Learn About Stocks and Options
If you put in the time to learn about stocks, you will learn that it’s not all that people told you growing up. Obviously, you just need to know what you’re doing in order to make money. If you aimlessly throw money into Zynga, you’re going to lose it. However, if you make a calculated risk, understanding that a stock is going to go down, you can actually do something called shorting a stock and make money when the stock goes down.
Options are another way of how this can be done. What’s the point of me telling you this? Well, it’s common knowledge that there are certain anomalies in the stock market when many stocks tumble and shoot back up (e.g. the January effect, the holiday effect, etc.). The pros on Wall Street know this and make a good amount of money with it. They also know that they have to constantly monitor their investments and adjust their trades accordingly. It takes a lot of research, time, and data manipulation. But if you do it, this is hands down the best way to invest and grow your money.

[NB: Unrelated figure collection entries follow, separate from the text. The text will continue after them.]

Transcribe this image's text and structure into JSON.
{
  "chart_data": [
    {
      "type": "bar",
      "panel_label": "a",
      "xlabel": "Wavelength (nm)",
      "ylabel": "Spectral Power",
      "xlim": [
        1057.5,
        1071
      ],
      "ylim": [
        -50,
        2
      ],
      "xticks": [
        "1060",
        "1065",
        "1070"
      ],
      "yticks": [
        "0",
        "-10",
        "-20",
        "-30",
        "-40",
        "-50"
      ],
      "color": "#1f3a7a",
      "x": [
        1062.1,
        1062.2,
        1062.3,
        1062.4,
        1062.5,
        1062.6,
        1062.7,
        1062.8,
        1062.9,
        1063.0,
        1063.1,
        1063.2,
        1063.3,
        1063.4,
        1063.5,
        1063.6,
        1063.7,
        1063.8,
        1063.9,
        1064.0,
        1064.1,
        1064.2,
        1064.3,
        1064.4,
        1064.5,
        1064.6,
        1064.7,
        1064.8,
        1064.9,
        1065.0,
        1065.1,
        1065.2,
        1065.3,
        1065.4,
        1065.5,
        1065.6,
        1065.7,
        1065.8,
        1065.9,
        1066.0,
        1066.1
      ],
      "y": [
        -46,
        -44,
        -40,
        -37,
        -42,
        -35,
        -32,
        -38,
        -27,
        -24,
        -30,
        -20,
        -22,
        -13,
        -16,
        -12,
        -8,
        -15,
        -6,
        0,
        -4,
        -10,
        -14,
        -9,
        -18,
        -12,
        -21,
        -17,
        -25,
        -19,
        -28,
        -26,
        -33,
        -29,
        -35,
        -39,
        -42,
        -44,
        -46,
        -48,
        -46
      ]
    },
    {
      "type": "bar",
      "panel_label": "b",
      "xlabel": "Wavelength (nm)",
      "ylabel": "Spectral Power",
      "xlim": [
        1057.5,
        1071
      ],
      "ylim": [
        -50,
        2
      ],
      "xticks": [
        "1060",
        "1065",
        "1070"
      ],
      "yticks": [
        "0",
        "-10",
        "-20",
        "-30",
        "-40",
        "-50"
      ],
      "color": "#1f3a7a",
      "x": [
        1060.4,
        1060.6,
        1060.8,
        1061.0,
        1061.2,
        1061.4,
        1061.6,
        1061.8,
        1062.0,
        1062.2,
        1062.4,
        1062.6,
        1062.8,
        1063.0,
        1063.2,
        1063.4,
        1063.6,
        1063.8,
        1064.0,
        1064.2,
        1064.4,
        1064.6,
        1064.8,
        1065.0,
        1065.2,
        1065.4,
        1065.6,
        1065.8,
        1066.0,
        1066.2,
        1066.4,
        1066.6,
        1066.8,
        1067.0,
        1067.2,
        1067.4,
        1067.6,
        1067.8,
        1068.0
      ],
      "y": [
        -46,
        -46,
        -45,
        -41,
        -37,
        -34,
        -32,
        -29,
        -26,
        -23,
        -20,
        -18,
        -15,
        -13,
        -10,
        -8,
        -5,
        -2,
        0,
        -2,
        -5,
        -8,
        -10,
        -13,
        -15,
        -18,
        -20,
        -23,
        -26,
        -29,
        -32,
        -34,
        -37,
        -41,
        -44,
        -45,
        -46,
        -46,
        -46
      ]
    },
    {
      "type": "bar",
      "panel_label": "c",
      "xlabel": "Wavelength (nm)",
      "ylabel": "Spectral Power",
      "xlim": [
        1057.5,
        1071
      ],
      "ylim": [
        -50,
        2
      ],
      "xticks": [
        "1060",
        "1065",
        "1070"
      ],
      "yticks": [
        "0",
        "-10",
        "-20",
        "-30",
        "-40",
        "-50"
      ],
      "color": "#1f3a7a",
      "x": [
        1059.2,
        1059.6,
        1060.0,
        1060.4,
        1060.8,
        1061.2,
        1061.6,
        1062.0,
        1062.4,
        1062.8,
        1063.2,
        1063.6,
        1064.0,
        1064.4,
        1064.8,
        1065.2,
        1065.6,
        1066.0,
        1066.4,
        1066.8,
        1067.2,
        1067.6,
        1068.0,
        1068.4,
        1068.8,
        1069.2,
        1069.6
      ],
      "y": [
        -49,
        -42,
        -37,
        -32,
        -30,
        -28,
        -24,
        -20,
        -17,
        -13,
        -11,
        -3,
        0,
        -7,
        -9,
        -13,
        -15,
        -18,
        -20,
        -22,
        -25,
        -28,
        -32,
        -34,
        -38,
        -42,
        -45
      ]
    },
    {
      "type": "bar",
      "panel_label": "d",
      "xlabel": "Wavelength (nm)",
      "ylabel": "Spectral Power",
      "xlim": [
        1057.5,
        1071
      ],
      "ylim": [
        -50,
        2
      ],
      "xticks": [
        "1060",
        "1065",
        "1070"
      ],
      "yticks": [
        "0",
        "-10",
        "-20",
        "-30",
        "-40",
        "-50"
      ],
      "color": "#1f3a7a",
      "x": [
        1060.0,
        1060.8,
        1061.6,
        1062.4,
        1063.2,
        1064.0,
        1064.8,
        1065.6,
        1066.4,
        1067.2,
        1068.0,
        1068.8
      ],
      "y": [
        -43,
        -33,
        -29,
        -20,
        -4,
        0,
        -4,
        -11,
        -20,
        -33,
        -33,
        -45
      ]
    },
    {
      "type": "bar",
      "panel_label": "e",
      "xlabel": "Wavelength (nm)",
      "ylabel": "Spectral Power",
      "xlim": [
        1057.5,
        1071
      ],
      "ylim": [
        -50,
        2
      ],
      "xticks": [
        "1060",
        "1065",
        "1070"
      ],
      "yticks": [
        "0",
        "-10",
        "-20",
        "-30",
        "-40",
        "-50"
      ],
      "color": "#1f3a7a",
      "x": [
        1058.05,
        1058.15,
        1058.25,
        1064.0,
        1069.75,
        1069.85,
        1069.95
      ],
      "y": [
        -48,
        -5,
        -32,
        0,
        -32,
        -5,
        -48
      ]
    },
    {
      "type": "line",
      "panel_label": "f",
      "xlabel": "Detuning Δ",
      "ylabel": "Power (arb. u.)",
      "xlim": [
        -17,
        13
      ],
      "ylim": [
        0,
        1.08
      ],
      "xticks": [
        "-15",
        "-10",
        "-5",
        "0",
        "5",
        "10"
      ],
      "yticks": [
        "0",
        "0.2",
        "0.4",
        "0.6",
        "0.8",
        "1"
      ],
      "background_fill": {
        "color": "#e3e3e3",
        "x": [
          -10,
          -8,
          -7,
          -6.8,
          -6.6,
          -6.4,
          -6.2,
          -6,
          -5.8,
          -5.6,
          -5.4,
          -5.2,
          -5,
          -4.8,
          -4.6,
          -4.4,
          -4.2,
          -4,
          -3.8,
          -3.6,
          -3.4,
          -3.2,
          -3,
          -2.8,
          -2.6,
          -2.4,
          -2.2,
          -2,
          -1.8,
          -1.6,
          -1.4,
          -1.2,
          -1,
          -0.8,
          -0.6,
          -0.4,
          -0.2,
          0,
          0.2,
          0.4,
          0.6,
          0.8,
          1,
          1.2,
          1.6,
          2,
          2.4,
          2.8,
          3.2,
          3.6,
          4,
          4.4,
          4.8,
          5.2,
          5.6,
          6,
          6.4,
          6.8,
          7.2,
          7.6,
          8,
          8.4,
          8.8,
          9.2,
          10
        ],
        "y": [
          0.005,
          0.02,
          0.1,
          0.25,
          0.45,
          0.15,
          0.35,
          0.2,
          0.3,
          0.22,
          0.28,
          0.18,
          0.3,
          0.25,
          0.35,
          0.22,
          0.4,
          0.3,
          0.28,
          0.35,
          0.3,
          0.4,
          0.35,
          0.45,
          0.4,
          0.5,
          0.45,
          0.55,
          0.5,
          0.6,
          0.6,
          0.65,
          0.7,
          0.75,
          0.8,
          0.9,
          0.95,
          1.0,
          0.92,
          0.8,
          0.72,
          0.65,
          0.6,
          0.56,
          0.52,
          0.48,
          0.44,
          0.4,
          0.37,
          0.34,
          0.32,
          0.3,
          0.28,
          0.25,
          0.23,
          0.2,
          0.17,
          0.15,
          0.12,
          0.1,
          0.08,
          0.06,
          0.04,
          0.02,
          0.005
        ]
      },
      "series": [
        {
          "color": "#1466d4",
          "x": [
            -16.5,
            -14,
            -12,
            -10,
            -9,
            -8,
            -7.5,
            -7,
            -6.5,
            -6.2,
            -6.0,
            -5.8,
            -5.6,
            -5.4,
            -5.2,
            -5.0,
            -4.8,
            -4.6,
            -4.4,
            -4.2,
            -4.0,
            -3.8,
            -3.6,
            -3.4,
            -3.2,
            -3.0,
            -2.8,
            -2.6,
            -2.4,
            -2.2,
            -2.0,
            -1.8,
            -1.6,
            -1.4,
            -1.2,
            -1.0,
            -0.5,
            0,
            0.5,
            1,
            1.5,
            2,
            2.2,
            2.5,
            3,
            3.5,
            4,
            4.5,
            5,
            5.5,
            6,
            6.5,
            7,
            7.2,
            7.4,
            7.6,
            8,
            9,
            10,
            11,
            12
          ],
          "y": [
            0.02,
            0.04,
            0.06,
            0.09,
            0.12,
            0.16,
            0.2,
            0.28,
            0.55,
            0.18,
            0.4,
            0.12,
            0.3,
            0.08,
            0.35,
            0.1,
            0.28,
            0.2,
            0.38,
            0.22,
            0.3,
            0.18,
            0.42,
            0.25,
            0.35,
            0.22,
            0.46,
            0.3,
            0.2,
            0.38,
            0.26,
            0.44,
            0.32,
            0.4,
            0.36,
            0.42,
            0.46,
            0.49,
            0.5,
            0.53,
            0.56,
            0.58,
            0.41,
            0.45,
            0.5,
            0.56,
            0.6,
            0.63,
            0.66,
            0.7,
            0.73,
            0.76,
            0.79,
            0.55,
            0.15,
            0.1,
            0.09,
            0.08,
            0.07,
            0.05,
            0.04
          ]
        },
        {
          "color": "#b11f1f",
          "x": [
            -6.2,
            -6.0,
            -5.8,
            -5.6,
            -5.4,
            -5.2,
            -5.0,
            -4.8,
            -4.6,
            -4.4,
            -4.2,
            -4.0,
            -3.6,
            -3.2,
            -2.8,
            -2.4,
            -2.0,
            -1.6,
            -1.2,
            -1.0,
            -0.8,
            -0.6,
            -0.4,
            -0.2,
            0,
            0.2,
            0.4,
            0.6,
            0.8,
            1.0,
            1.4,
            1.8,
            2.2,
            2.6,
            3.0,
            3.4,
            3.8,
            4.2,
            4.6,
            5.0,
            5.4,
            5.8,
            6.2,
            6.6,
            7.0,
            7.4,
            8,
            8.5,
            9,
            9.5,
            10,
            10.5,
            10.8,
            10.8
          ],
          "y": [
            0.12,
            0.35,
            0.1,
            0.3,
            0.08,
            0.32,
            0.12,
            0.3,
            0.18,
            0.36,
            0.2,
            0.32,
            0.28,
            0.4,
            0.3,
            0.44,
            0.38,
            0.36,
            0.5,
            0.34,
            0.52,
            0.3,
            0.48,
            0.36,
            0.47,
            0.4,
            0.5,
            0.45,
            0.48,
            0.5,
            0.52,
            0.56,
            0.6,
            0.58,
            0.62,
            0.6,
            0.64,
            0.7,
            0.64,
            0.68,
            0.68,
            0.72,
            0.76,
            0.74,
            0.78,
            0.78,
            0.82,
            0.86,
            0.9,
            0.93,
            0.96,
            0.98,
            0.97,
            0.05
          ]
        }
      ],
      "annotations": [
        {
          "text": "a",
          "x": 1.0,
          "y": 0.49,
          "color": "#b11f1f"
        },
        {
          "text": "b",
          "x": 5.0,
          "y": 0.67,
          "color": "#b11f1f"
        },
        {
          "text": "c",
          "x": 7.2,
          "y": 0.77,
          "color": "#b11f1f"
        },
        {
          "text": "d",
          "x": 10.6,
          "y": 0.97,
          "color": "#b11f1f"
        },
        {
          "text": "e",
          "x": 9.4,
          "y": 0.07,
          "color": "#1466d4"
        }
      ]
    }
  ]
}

Certificate of Deposit (CD)
Many people will turn to CDs because of the appeal of low risk. If you don’t mind making next to nothing over the course of five years, this is definitely for you. The big problem with it: Large minimums and extremely small returns. If you want a decent interest rate, be prepared to deposit $5,000. Sometimes, it’s less than that. But then again, so is the interest rate.
If you look around, you will find things like a 1.35 percent interest rate for one year and a minimum deposit of $5,000. This would only get you a return of $68 when you get your money back. If you deposit $50,000 into that same account, your return is $675. So as you can see, unless you deposit half a million dollars to get a $6,750 return, this isn’t really worth it. Even if it’s a 5-year CD, $5,000 will only get you a return of $347. Then again, $500,000 gets you a return of $34,674 after five years. Something tells me that if you had that just laying around, you wouldn’t be reading my blog about investing your money wisely.
Individual Retirement Accounts (IRAs)
I’m going to say this right now: Saving for retirement is a great idea. Especially if you’ve got an extra $5,000 per year that you’re not going to need. If you’re 26 years old, like me, it would be wise to get a Roth IRA. Why? Because this one allows you to pay the taxes now. Traditional IRAs make you pay the taxes on the money in there when you withdraw it. That might be a bad idea since tax rates might increase by the time we’re old enough to take it out.
One thing that people don’t seem to understand about an IRA is that it’s a shell account and can be used in investments. You ever hear about people losing their retirement in the stock market? Much of the time, when people invest their retirement, it’s literally money from their IRA that’s being invested. If people put their IRA into a stock that booms, they can have a lot of money tucked away for when they’re older. This is what a lot of experienced investors do.
Can’t afford an ETF or stock? There are actually investment apps that allow you to purchase a sliver of one for, literally, pennies on the dollar. Acorns and Stash are two apps that I’ve heard of. Yahoo! Finance has an article about them. This is a very slow way of accumulating money through investments. But if there’s no way in heck that you’re going to be able to do anything else, this is a great way to go.
Don’t Have Money Saved Up?
It’s never too late to start! My wife and I used cash for most of our transactions and put the change in a jar for about six months and realized that we had around $150 in change sitting around. This isn’t typical store spending, of course. But you get the idea. If you’re in college or high school and have minimal expenses, work a lot and save it up. Donate plasma. Get a job at a temp agency. The possibilities are endless! The key to investing your chunk of money, big or small, is to get it in the first place.